For many years, it has been been thought that living beings were basically organisms that are born, grow, reproduce and die, or that they were organisms that fulfilled their physiologic functions: nutrition, relation and reproduction. Such statements are, with some nuances, valid definitions of a “living being” and they all share a common denominator: they mention the reproductive function as a characteristic. This gives us a hint of the importance of such function for individuals. In this article, we are going to discover why sexual selection is so essential.
Most individuals — if not all — of every animal species engage in some type of sexual behaviour throughout their lifetime. The objective of such behaviour in individuals is to pass on their genes to the next generation, ensuring their viability. However, their success will depend on the different sexual strategies of each species and gender, as well as on each mating system:
Reproductive strategies in males and females
The reproductive strategies of males and females are related to the characteristics of their respective gametes: while sperm cells are abundant, “cheap” and easy to replace, ovules are scarce and more costly to obtain; this leads males and females to carry out different reproductive strategies. Nonetheless, the role of each gender during reproduction is determined by environmental factors (for example, by the distribution of resources) and vital cycles (if oestrus is synchronised or not).
Generally, males try to copulate as many times as possible and compete over females, while females procure the best care for their offspring and choose the most fit males. To do so, they analyse the parental care that the male can provide and they favour males with attributes that indicate genetic quality.
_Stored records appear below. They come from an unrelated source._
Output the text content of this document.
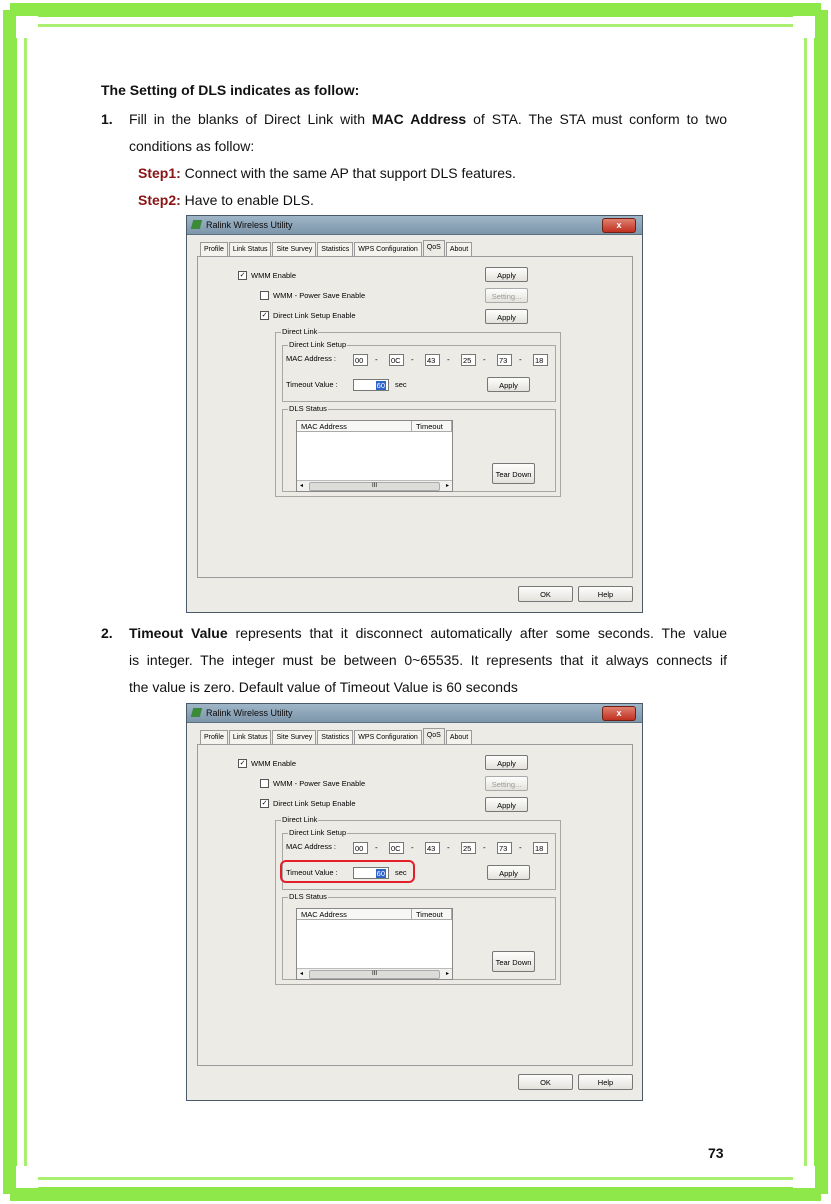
The Setting of DLS indicates as follow:
1. Fill in the blanks of Direct Link with MAC Address of STA. The STA must conform to two
conditions as follow:
Step1: Connect with the same AP that support DLS features.
Step2: Have to enable DLS.
2. Timeout Value represents that it disconnect automatically after some seconds. The value
is integer. The integer must be between 0~65535. It represents that it always connects if
the value is zero. Default value of Timeout Value is 60 seconds
73
Ralink Wireless Utility	x
Profile	Link Status	Site Survey	Statistics	WPS Configuration	QoS	About
✓ WMM Enable	Apply
WMM - Power Save Enable	Setting...
✓ Direct Link Setup Enable	Apply
Direct Link
Direct Link Setup
MAC Address :	00	- 0C	- 43	- 25	- 73	- 18
Timeout Value :	60	sec	Apply
DLS Status
MAC Address	Timeout
◂	III	▸
Tear Down
OK	Help
Ralink Wireless Utility	x
Profile	Link Status	Site Survey	Statistics	WPS Configuration	QoS	About
✓ WMM Enable	Apply
WMM - Power Save Enable	Setting...
✓ Direct Link Setup Enable	Apply
Direct Link
Direct Link Setup
MAC Address :	00	- 0C	- 43	- 25	- 73	- 18
Timeout Value :	60	sec	Apply
DLS Status
MAC Address	Timeout
◂	III	▸
Tear Down
OK	Help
There is, therefore, a conflict between males and females, as the former try to mate indiscriminately, whereas females act more intentionally. For certain species, the conflict is even more severe: in some insects, for example, the males’ semen contains substances that affect the females’ brain, making them behave in a way that increases their chances to reproduce successfully, but this substance also shortens the female’s life.
For this conflict between males and females not to be insurmountable, there are several mating options:
A system through which a couple establishes an exclusive sexual relationship, particularly during reproductive cycles, that can last an entire lifetime. This system is predominant amongst birds (over 90%), although some intercourse with other mates is also common. Monogamy occurs when:
- Males are unable to monopolise females or resources, or when mating with several females has no reproductive benefits.
- The likelihood of successful breeding is higher with the help of both parents, and males can contribute to the raising of the offspring.
A system in which a male monopolises a harem of females and mates with them on a regular basis. The females have an exclusive sexual relationship with said male. This is the most common system amongst mammals (over 80%) and uncommon amongst birds (barely 2%). It occurs when males are able to monopolise females (no oestrus synchronisation) and/or resources.
In this case, it is the female who establishes exclusive mating relationships with several males. Polyandry is a common mating system amongst fish, as well as amongst some males and birds. It occurs when:
- Food is scarce, or in areas with an abundance of food, but that have been affected by a natural disasters.
- Males assume the care of their offspring, or when the male ratio is a lot higher.
Both sexes mate randomly with different individuals. This system occurs in many pelagic fish, and when there are large amphibian populations in small ponds. It also occurs amongst some birds, but to a lesser extent (barely 6% of bird species).
Female mate choice
For mating to take place, individuals have to pair up first. Females take several factors into account in order to choose a mate:
- Hunt for natural resources. The likes for a male to be chosen by a female are higher when it defends a territory with abundant resources (water, vegetation, etc.). This type of choice occurs, for example, in frogs.
- Good genes. Females tend to choose males that are easy to spot. This is why males use bright colours, ornaments and extrinsic elements during courtship. The flame bowerbird (Sericulus aureus) decorates the nest it builds during courtship with a variety of gifts (fruits, feathers, flowers…), increasing its likelihood of being selected.
Consequences of sexual selection
Due to the different strategies and factors explained in this article, sexual selection has a series of consequences for species and individuals:
- Sexual dimorphism, meaning variations in external physiognomy amongst males and females of the same species. It tends to be more pronounced in polygamous species.
- (Apparent) conflict with natural selection. The high reproductive success of males with exaggerated features compensates for other costs: for example, having bright colours may be an advantage in sexual selection, but it can also cause a higher predation rate.
- Conflict between growing and maturing. Specifically amongst polygynyc males, there is intrasexual competition (individuals of the same sex compete over the opposite sex), which leads to a later sexual maturity that females, as well as a shorter reproductive period.
- Differences in reproductive potential. Such differences are very significant amongst polygynyc males, and can considerably increase if their behaviour entails high risk. For example, a deer can increase its reproductive potential if it fights and competes with other males over a harem of females, but this also increases their mortality rate.